Но штука в том, что был еще один, кому тогда не повезло, — тот, чью посмертную правду защищал мой отец, пока сам не погиб: кто спроектировал волшебный дворец из моих детских сказок, а потом повесился — как раз вовремя, чтобы не увидеть, как его создание изуродуют. Вот тому, увы, не повезло больше всех — хотя тут Павел Иванович уже вовсе ни при чем, это уже по отношению к нему и правда — чистый природный катаклизм… Да он, наверное, и не думал про того никогда, и забыл, с чего началась та история, так что не лучше ли вытереть ее из поля видимости, чтоб не усложнять и без того сложную жизнь? Delete, delete.
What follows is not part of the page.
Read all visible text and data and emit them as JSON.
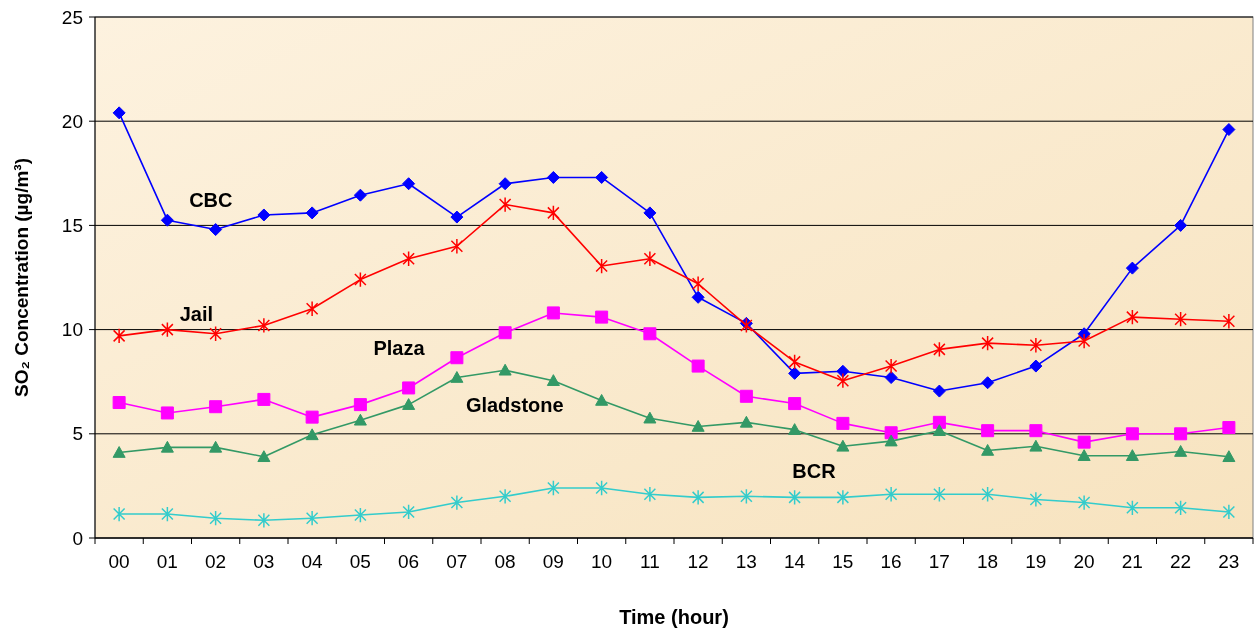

И вот в этом пункте что-то во мне встает на задние лапы и ревет медвежьим рыком: не дам!.. Не позволю. Как это мне до сих пор никогда не приходило в голову, что я, собственно, весь свой журналистский век занималась тем же самым, за что погиб мой отец, — защищала чьи-то правды, к которым применили delete? Озвучивала пустоты специально созданного молчания. У нас с ним различная наследственность, с Павлом Ивановичем.
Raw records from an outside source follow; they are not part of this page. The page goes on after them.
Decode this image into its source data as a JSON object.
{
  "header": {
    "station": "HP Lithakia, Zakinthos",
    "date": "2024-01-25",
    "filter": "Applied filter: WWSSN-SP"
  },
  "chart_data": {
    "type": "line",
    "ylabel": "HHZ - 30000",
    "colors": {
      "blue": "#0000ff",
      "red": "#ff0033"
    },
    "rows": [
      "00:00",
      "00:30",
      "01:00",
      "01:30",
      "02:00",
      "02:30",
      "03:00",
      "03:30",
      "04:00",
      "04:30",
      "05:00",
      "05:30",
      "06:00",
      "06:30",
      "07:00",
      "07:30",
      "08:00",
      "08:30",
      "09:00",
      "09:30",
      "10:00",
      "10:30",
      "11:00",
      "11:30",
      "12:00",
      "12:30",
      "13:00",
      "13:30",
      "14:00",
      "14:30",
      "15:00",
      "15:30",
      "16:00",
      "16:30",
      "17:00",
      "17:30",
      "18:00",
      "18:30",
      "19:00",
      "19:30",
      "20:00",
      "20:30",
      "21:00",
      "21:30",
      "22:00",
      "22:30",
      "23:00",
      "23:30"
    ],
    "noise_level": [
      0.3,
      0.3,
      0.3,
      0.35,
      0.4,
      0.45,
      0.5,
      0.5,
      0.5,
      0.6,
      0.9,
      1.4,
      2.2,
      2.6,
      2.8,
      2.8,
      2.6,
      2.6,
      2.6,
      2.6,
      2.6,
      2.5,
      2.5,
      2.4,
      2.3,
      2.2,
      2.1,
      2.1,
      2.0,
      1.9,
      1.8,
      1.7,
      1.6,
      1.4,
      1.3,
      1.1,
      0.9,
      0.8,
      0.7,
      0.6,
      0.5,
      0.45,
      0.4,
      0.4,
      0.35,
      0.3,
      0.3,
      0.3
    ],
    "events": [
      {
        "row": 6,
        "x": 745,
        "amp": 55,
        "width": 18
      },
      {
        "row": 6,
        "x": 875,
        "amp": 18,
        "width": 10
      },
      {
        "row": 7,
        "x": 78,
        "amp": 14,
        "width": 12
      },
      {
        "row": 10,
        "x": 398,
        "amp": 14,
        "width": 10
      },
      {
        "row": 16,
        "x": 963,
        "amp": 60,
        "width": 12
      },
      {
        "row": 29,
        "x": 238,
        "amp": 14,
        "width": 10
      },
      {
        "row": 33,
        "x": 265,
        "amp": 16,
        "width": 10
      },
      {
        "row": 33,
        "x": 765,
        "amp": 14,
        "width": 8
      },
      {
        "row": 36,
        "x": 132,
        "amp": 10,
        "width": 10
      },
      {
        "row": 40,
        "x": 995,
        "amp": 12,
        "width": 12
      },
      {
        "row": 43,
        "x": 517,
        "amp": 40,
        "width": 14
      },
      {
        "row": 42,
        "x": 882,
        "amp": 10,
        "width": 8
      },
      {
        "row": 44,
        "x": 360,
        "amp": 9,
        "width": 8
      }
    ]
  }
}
Потомственный кагэбэшник, с ума сойти. Наш семейный потомственный кагэбэшник — как домашние врачи в английских викторианских романах, переходившие из поколения в поколение, от мамы к дочке…
Такая профессия: создавать зоны молчания. Подделывать голоса, накладывать их поверх заглушенных — чтобы те никогда не были расслышаны. У нас с ним разные профессии, с Павлом Ивановичем, — прямо противоположные по назначению. Неудивительно, что мы друг друга не поняли. Хотя он и старался.
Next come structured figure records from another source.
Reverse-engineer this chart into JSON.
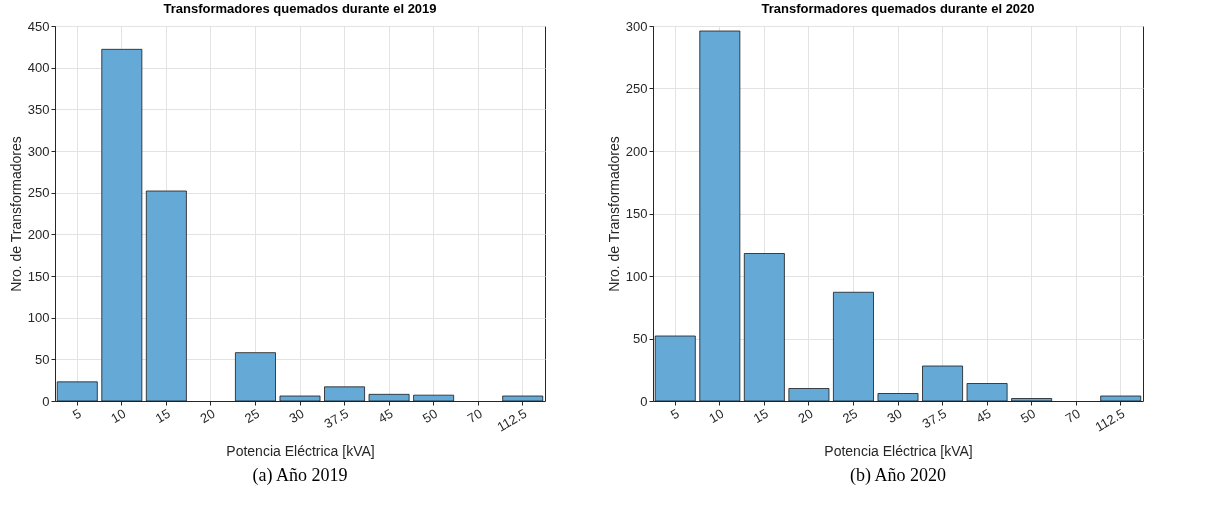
{
  "chart_data": [
    {
      "type": "bar",
      "title": "Transformadores quemados durante el 2019",
      "xlabel": "Potencia Eléctrica [kVA]",
      "ylabel": "Nro. de Transformadores",
      "categories": [
        "5",
        "10",
        "15",
        "20",
        "25",
        "30",
        "37.5",
        "45",
        "50",
        "70",
        "112.5"
      ],
      "values": [
        23,
        422,
        252,
        0,
        58,
        6,
        17,
        8,
        7,
        0,
        6
      ],
      "color": "#65a9d7",
      "ylim": [
        0,
        450
      ],
      "yticks": [
        0,
        50,
        100,
        150,
        200,
        250,
        300,
        350,
        400,
        450
      ],
      "grid": true,
      "annotations": [
        "(a)  Año 2019"
      ]
    },
    {
      "type": "bar",
      "title": "Transformadores quemados durante el 2020",
      "xlabel": "Potencia Eléctrica [kVA]",
      "ylabel": "Nro. de Transformadores",
      "categories": [
        "5",
        "10",
        "15",
        "20",
        "25",
        "30",
        "37.5",
        "45",
        "50",
        "70",
        "112.5"
      ],
      "values": [
        52,
        296,
        118,
        10,
        87,
        6,
        28,
        14,
        2,
        0,
        4
      ],
      "color": "#65a9d7",
      "ylim": [
        0,
        300
      ],
      "yticks": [
        0,
        50,
        100,
        150,
        200,
        250,
        300
      ],
      "grid": true,
      "annotations": [
        "(b)  Año 2020"
      ]
    }
  ]
}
Так бывает, когда место, которым ушибся, отходит от первого шока и разгорается болью уже много погодя, когда думаешь, что обошлось: с каждым новым шагом вдоль облупленной, не-для-туристов, в пятнах мокрых подтеков и несмываемых граффити Софийской стены меня разъедает все более жгучее чувство досады. Чувство, будто я где-то оплошала, лоханулась, что-то важное прозевала, выпустила из поля зрения… И утратила для «VMOD-фильма» действительно неоценимого консультанта, может единственного из всего кадрового состава СБУ, кто был мне нужен, вот уж дословно — на роду писанный, так, как пишутся нам на роду самые главные любови и дружбы: это же сколько должен он знать от своего покойного «борца с бандитизмом» такого, про что вовек нигде не прочитаешь!.. И из архивов тоже не выкопаешь: самые кислотные «вещдоки» сталинской поры, по сравнению с которыми мясницкие аттракционы красных кхмеров и каннибалов товарища Мао, чего доброго, выглядели бы ученическими упражнениями, — те, можно не сомневаться, полетели в огонь еще на той первой волне перепуга, в 1954-м, сразу после смерти Вождя Народов… Как это, он сказал, обозначалось в их журналах? «Документ уничтожен как не представляющий исторической ценности»? Вот, блин, привыкла работать под запись, а теперь уже и не уверена, точно ли запомнила… Воспоминаний те «борцы» тоже, по понятным причинам, не оставили — а вот детям своим что-то рассказать могли, и Павел Иванович наверняка знает про ту эпоху куда больше, чем захотел мне показать. Даже если ему ничего конкретного и не известно про погибшую 6 ноября 1947 года Олену Довган. И про того человека, из-за которого она погибла, — я показала ему на фото: крайнего справа.